Sébastien Demeffe : Moi, j’ai grandi ici et j’ai toujours été en lien avec l’infrastructure du quartier. J’y suis né. J’y ai été baptisé et je connais bien les gens de l’église. Après, je n’ai plu eu de contact avec la paroisse jusqu’au jour où j’ai appris qu’il y avait des changements dans cette salle de quartier. C’était il y a cinq ans.

C4 : Quels types de changements ?

S.D. : Les activités proposées étaient devenues un peu « refermées » sur un club de billard et les «trois-fois- vingt» qui faisaient du scrabble. Il y a eu un besoin de renouveau et on m’a proposé d’organiser des projections parce que j’avais étudié le cinéma. Au début, j’ai dit oui un peu comme ça, par sympathie pour les gens qui me l’ont demandé. J’ai appelé un ou deux amis pour m’aider à organiser une projection par mois. La deuxième année, on est passé à deux projections par mois et la troisième année, tous les dimanches.

C4 : Et puis vous avez diversifié les activités ?

S.D. : Oui, par la suite, on a organisé des concerts. Actuellement, on aimerait aussi développer des représentations théâtrales, des conférences, un G.A.C (Groupe d’Achat en Commun ndlr)… On s’éloigne assez bien du cinéma, même si ça reste l’activité principale. On cherche à élargir les publics et l’ouverture qu’on a sur le quartier.
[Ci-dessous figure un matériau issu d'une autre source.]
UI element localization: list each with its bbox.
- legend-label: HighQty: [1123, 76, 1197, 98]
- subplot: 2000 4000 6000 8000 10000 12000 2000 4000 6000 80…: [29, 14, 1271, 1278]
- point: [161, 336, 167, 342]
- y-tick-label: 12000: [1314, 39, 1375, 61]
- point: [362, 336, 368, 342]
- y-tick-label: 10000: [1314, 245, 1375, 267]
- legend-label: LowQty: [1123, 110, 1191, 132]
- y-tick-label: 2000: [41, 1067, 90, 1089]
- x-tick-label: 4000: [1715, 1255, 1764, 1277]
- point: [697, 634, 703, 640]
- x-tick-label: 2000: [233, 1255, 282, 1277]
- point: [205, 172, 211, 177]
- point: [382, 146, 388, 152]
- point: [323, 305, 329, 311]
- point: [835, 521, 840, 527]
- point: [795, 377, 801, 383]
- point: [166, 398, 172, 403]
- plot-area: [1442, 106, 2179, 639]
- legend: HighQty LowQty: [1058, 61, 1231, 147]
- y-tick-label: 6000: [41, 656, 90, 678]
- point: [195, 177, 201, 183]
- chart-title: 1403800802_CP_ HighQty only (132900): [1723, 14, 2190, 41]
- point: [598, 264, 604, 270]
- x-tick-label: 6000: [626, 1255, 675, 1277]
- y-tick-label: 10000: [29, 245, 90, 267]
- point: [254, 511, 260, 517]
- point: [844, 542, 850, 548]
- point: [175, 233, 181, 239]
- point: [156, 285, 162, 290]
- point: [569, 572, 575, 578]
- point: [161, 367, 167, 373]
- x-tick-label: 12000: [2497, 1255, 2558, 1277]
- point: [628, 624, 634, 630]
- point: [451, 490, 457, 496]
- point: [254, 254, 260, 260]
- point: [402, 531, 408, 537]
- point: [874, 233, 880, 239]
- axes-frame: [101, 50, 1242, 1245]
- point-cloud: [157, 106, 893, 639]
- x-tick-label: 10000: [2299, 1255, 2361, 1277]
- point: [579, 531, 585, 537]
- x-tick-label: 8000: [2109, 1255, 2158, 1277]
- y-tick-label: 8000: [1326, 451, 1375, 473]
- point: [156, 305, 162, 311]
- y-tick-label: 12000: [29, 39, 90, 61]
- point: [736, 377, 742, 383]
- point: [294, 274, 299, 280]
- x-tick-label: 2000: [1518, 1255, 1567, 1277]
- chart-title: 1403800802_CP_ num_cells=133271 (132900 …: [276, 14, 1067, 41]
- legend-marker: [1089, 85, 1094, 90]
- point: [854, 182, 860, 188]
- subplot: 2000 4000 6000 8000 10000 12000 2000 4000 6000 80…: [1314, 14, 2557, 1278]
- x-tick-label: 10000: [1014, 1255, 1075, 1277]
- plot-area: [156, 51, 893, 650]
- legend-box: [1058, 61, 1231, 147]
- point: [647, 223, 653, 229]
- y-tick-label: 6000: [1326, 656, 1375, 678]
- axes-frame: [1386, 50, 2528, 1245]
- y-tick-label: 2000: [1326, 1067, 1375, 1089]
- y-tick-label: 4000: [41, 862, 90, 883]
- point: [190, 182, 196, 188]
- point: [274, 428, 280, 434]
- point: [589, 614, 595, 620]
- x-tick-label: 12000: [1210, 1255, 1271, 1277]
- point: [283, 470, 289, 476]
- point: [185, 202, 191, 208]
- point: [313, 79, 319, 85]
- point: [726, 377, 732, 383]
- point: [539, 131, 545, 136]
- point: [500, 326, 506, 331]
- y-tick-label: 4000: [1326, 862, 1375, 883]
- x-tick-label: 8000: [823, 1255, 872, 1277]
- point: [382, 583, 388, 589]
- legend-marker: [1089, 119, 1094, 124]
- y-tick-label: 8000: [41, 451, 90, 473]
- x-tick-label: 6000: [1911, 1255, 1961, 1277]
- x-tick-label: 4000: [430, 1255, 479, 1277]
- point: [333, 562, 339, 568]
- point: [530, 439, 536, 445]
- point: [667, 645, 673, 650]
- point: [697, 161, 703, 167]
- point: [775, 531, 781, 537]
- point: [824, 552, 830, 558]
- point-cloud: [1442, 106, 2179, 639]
C4 : Quelle est la dynamique du quartier du Laveu actuellement ?

S.D. : Le quartier du Laveu, c’est plutôt un quartier riche, de la classe moyenne en tout cas. Mais il y a aussi peu de rencontres. Je peux comparer puisque j’y ai grandi. J’ai l’impression que c’est moins vivant actuellement, qu’il y a moins de contacts entre les habitants des différentes générations. Et ça, je crois qu’on doit le travailler. On doit sortir de notre préoccupation de la programmation qui intéresse jusque-là quelques passionnés et le réseau d’amis qui sont un peu nos semblables.

C4 : Vous investissez donc le lieu de plus en plus ?

S.D. : Oui. Le collectif est maintenant plus solide. Les anciennes activités de la salle paroissiale ont définitivement perdu leur souffle. Depuis un an, on est pratiquement amené à gérer le lieu et à accueillir nous-mêmes d’autres initiatives. Il y a pas mal d’anciens responsables de la salle qui sont partis dernièrement. Et donc, au fur et à mesure que des gens partent, nous, on reprend des choses en main. Le glissement se fait lentement mais de plus en plus concret: on fait des petits travaux, on cherche des financements pour le matériel…  Enfin, c’est quelque chose qui est en train de se passer et c’est encore très lent.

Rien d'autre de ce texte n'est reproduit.